Dale had a vision about having a wildlife area named after Meger because of the many things he did in regards to preservation of wildlife.
“I was lying in bed one night and couldn’t sleep,” he explained. “I started thinking of ways we could honor Jim because he had done so much, not just for pheasants, but all wildlife, through his work.”
And Dale presented his idea to the Lyon County Pheasants Forever board for approval, which they readily agreed upon. Dale wanted the wildlife area to be within a 30-mile radius of Minneota where Meger grew up and also where he often hunted.
A sub-committee, referred to as the Lyon County Pheasants Forever Wildlife Management Area Committee, was formed to further advance the project.
The DNR and Pheasants Forever chapters of Lyon and Yellow Medicine Counties then worked together in search of an area that could be purchased for the Meger Wildlife Management Area.
Through Minnesota’s Legacy Amendment, which provides funding for projects fostering clean water, lands and air, Pheasants Forever was able to purchase the two tracts of land approximately 10 miles from Minneota, totaling 315 acres.

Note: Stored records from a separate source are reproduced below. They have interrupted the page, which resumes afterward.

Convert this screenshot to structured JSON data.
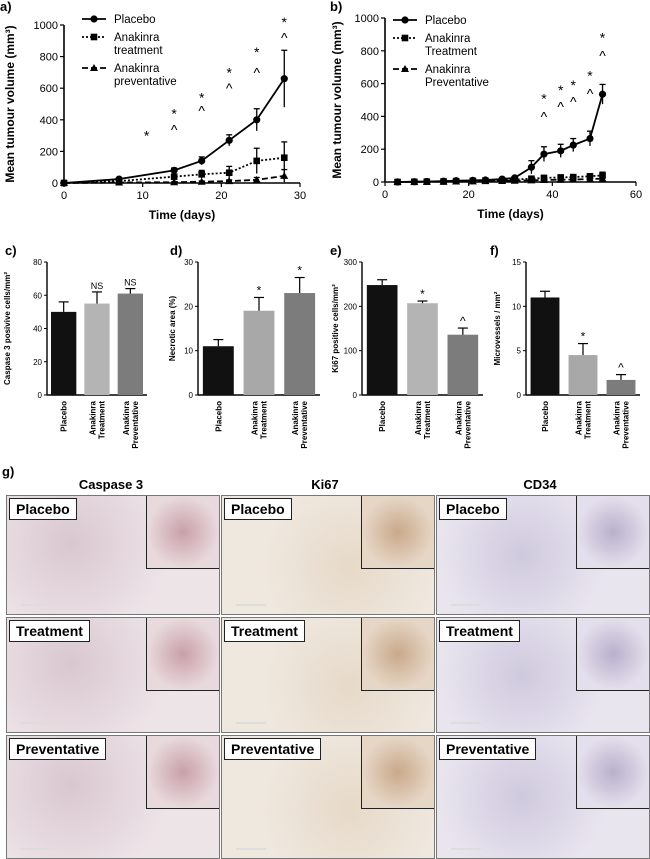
{
  "panel_letters": {
    "a": "a)",
    "b": "b)",
    "c": "c)",
    "d": "d)",
    "e": "e)",
    "f": "f)",
    "g": "g)"
  },
  "chart_data": [
    {
      "id": "a",
      "type": "line",
      "ylabel": "Mean tumour volume (mm³)",
      "xlabel": "Time (days)",
      "xlim": [
        0,
        30
      ],
      "ylim": [
        0,
        1000
      ],
      "xticks": [
        0,
        10,
        20,
        30
      ],
      "yticks": [
        0,
        200,
        400,
        600,
        800,
        1000
      ],
      "legend": [
        "Placebo",
        "Anakinra treatment",
        "Anakinra preventative"
      ],
      "legend_lines": [
        [
          "Placebo"
        ],
        [
          "Anakinra",
          "treatment"
        ],
        [
          "Anakinra",
          "preventative"
        ]
      ],
      "series": [
        {
          "name": "Placebo",
          "style": "solid",
          "marker": "circle",
          "x": [
            0,
            7,
            14,
            17.5,
            21,
            24.5,
            28
          ],
          "y": [
            0,
            25,
            80,
            140,
            270,
            400,
            660
          ],
          "err": [
            0,
            8,
            15,
            25,
            35,
            70,
            180
          ]
        },
        {
          "name": "Anakinra treatment",
          "style": "dotted",
          "marker": "square",
          "x": [
            0,
            7,
            14,
            17.5,
            21,
            24.5,
            28
          ],
          "y": [
            0,
            12,
            40,
            55,
            65,
            140,
            160
          ],
          "err": [
            0,
            5,
            15,
            25,
            40,
            80,
            100
          ]
        },
        {
          "name": "Anakinra preventative",
          "style": "dashed",
          "marker": "triangle",
          "x": [
            0,
            7,
            14,
            17.5,
            21,
            24.5,
            28
          ],
          "y": [
            0,
            3,
            5,
            8,
            12,
            20,
            45
          ],
          "err": [
            0,
            2,
            3,
            5,
            8,
            15,
            40
          ]
        }
      ],
      "annotations": [
        {
          "x": 10.5,
          "y": 300,
          "text": "*"
        },
        {
          "x": 14,
          "y": 440,
          "text": "*"
        },
        {
          "x": 14,
          "y": 340,
          "text": "^"
        },
        {
          "x": 17.5,
          "y": 540,
          "text": "*"
        },
        {
          "x": 17.5,
          "y": 460,
          "text": "^"
        },
        {
          "x": 21,
          "y": 700,
          "text": "*"
        },
        {
          "x": 21,
          "y": 600,
          "text": "^"
        },
        {
          "x": 24.5,
          "y": 830,
          "text": "*"
        },
        {
          "x": 24.5,
          "y": 700,
          "text": "^"
        },
        {
          "x": 28,
          "y": 1020,
          "text": "*"
        },
        {
          "x": 28,
          "y": 920,
          "text": "^"
        }
      ]
    },
    {
      "id": "b",
      "type": "line",
      "ylabel": "Mean tumour volume (mm³)",
      "xlabel": "Time (days)",
      "xlim": [
        0,
        60
      ],
      "ylim": [
        0,
        1000
      ],
      "xticks": [
        0,
        20,
        40,
        60
      ],
      "yticks": [
        0,
        200,
        400,
        600,
        800,
        1000
      ],
      "legend": [
        "Placebo",
        "Anakinra Treatment",
        "Anakinra Preventative"
      ],
      "legend_lines": [
        [
          "Placebo"
        ],
        [
          "Anakinra",
          "Treatment"
        ],
        [
          "Anakinra",
          "Preventative"
        ]
      ],
      "series": [
        {
          "name": "Placebo",
          "style": "solid",
          "marker": "circle",
          "x": [
            3,
            7,
            10,
            14,
            17,
            21,
            24,
            28,
            31,
            35,
            38,
            42,
            45,
            49,
            52
          ],
          "y": [
            0,
            2,
            3,
            5,
            8,
            10,
            12,
            18,
            25,
            90,
            170,
            190,
            225,
            265,
            535
          ],
          "err": [
            0,
            2,
            2,
            3,
            3,
            4,
            5,
            6,
            8,
            40,
            45,
            40,
            40,
            45,
            60
          ]
        },
        {
          "name": "Anakinra Treatment",
          "style": "dotted",
          "marker": "square",
          "x": [
            3,
            7,
            10,
            14,
            17,
            21,
            24,
            28,
            31,
            35,
            38,
            42,
            45,
            49,
            52
          ],
          "y": [
            0,
            1,
            2,
            3,
            5,
            7,
            8,
            10,
            15,
            20,
            25,
            28,
            30,
            35,
            40
          ],
          "err": [
            0,
            1,
            2,
            2,
            3,
            3,
            4,
            5,
            6,
            8,
            10,
            10,
            12,
            15,
            20
          ]
        },
        {
          "name": "Anakinra Preventative",
          "style": "dashed",
          "marker": "triangle",
          "x": [
            3,
            7,
            10,
            14,
            17,
            21,
            24,
            28,
            31,
            35,
            38,
            42,
            45,
            49,
            52
          ],
          "y": [
            0,
            1,
            1,
            2,
            3,
            4,
            5,
            6,
            8,
            10,
            12,
            14,
            15,
            18,
            20
          ],
          "err": [
            0,
            1,
            1,
            1,
            2,
            2,
            2,
            3,
            3,
            4,
            5,
            6,
            6,
            8,
            10
          ]
        }
      ],
      "annotations": [
        {
          "x": 38,
          "y": 510,
          "text": "*"
        },
        {
          "x": 38,
          "y": 400,
          "text": "^"
        },
        {
          "x": 42,
          "y": 560,
          "text": "*"
        },
        {
          "x": 42,
          "y": 460,
          "text": "^"
        },
        {
          "x": 45,
          "y": 590,
          "text": "*"
        },
        {
          "x": 45,
          "y": 490,
          "text": "^"
        },
        {
          "x": 49,
          "y": 650,
          "text": "*"
        },
        {
          "x": 49,
          "y": 540,
          "text": "^"
        },
        {
          "x": 52,
          "y": 880,
          "text": "*"
        },
        {
          "x": 52,
          "y": 770,
          "text": "^"
        }
      ]
    },
    {
      "id": "c",
      "type": "bar",
      "ylabel": "Caspase 3 posivive cells/mm²",
      "ylim": [
        0,
        80
      ],
      "yticks": [
        0,
        20,
        40,
        60,
        80
      ],
      "categories": [
        "Placebo",
        "Anakinra Treatment",
        "Anakinra Preventative"
      ],
      "category_lines": [
        [
          "Placebo"
        ],
        [
          "Anakinra",
          "Treatment"
        ],
        [
          "Anakinra",
          "Preventative"
        ]
      ],
      "values": [
        50,
        55,
        61
      ],
      "err": [
        6,
        7,
        3
      ],
      "colors": [
        "#111111",
        "#b4b4b4",
        "#7c7c7c"
      ],
      "sig": [
        "",
        "NS",
        "NS"
      ]
    },
    {
      "id": "d",
      "type": "bar",
      "ylabel": "Necrotic area (%)",
      "ylim": [
        0,
        30
      ],
      "yticks": [
        0,
        10,
        20,
        30
      ],
      "categories": [
        "Placebo",
        "Anakinra Treatment",
        "Anakinra Preventative"
      ],
      "category_lines": [
        [
          "Placebo"
        ],
        [
          "Anakinra",
          "Treatment"
        ],
        [
          "Anakinra",
          "Preventative"
        ]
      ],
      "values": [
        11,
        19,
        23
      ],
      "err": [
        1.5,
        3,
        3.5
      ],
      "colors": [
        "#111111",
        "#a8a8a8",
        "#7c7c7c"
      ],
      "sig": [
        "",
        "*",
        "*"
      ]
    },
    {
      "id": "e",
      "type": "bar",
      "ylabel": "Ki67 positive cells/mm²",
      "ylim": [
        0,
        300
      ],
      "yticks": [
        0,
        100,
        200,
        300
      ],
      "categories": [
        "Placebo",
        "Anakinra Treatment",
        "Anakinra Preventative"
      ],
      "category_lines": [
        [
          "Placebo"
        ],
        [
          "Anakinra",
          "Treatment"
        ],
        [
          "Anakinra",
          "Preventative"
        ]
      ],
      "values": [
        248,
        207,
        136
      ],
      "err": [
        12,
        5,
        15
      ],
      "colors": [
        "#111111",
        "#b4b4b4",
        "#7c7c7c"
      ],
      "sig": [
        "",
        "*",
        "^"
      ]
    },
    {
      "id": "f",
      "type": "bar",
      "ylabel": "Microvessels / mm²",
      "ylim": [
        0,
        15
      ],
      "yticks": [
        0,
        5,
        10,
        15
      ],
      "categories": [
        "Placebo",
        "Anakinra Treatment",
        "Anakinra Preventative"
      ],
      "category_lines": [
        [
          "Placebo"
        ],
        [
          "Anakinra",
          "Treatment"
        ],
        [
          "Anakinra",
          "Preventative"
        ]
      ],
      "values": [
        11,
        4.5,
        1.7
      ],
      "err": [
        0.7,
        1.3,
        0.6
      ],
      "colors": [
        "#111111",
        "#a8a8a8",
        "#7c7c7c"
      ],
      "sig": [
        "",
        "*",
        "^"
      ]
    }
  ],
  "micrographs": {
    "columns": [
      "Caspase 3",
      "Ki67",
      "CD34"
    ],
    "rows": [
      "Placebo",
      "Treatment",
      "Preventative"
    ]
  },
  "colors": {
    "series": "#000000",
    "tile_bg": "#e7dde2",
    "tile_bg_alt": "#ddd9e6"
  }
}
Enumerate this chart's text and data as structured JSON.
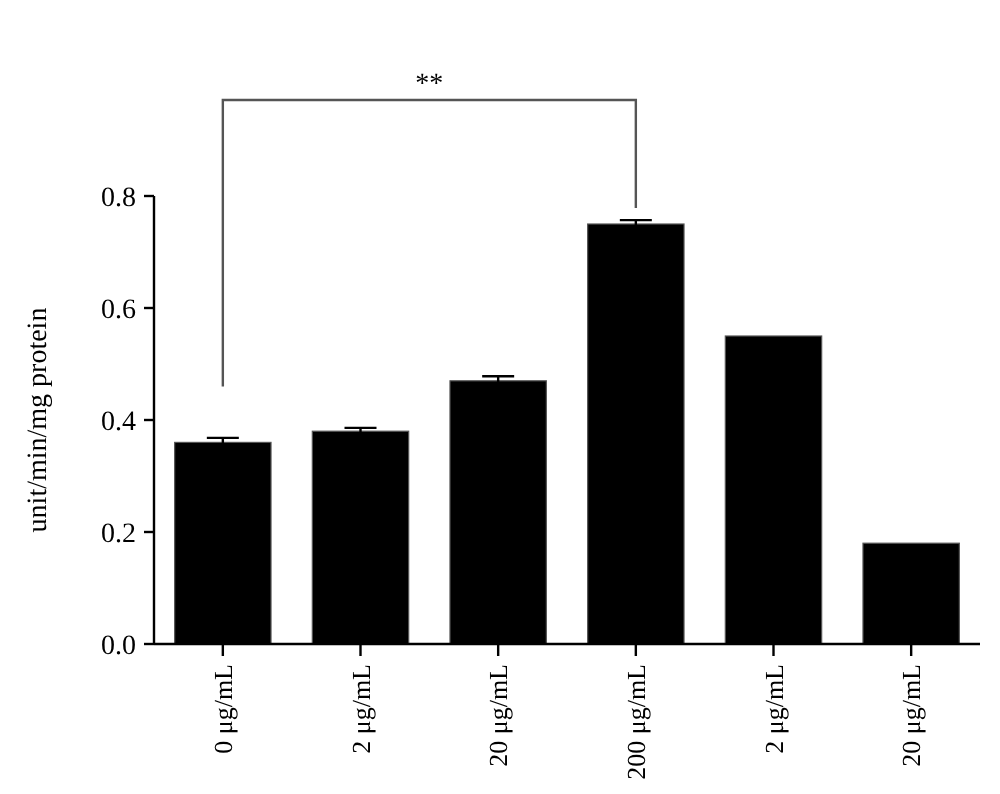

“We had to clear over 24 tons of concrete, plastic, glass, rocks and even some car parts,” said Troy Dale, referring to the Pheasants Forever’s clean-up process around the old gravel pit on the south side of this land parcel.
“That one-day event included over 20 volunteers.”
Pheasants Forever, in cooperation with the Minnesota Department of Natural Resources, spearheaded restoring and enhancing the Wildlife Management Area. Throughout 2016 and 2017, a number of projects were carried out on the WMA to benefit wildlife.
Conversion of marginal acres on the property to native grassland species has provided not only nesting cover for upland game, but also a wide variety of native flowers to sustain local populations of pollinators, such as honeybees and monarch butterflies.
The existing tree cover has been improved to benefit local deer and turkey populations, and to provide winter cover for a variety of songbirds and other wildlife species.
These grassland enhancements will also protect the natural creek from runoff and siltation, improving water quality downstream.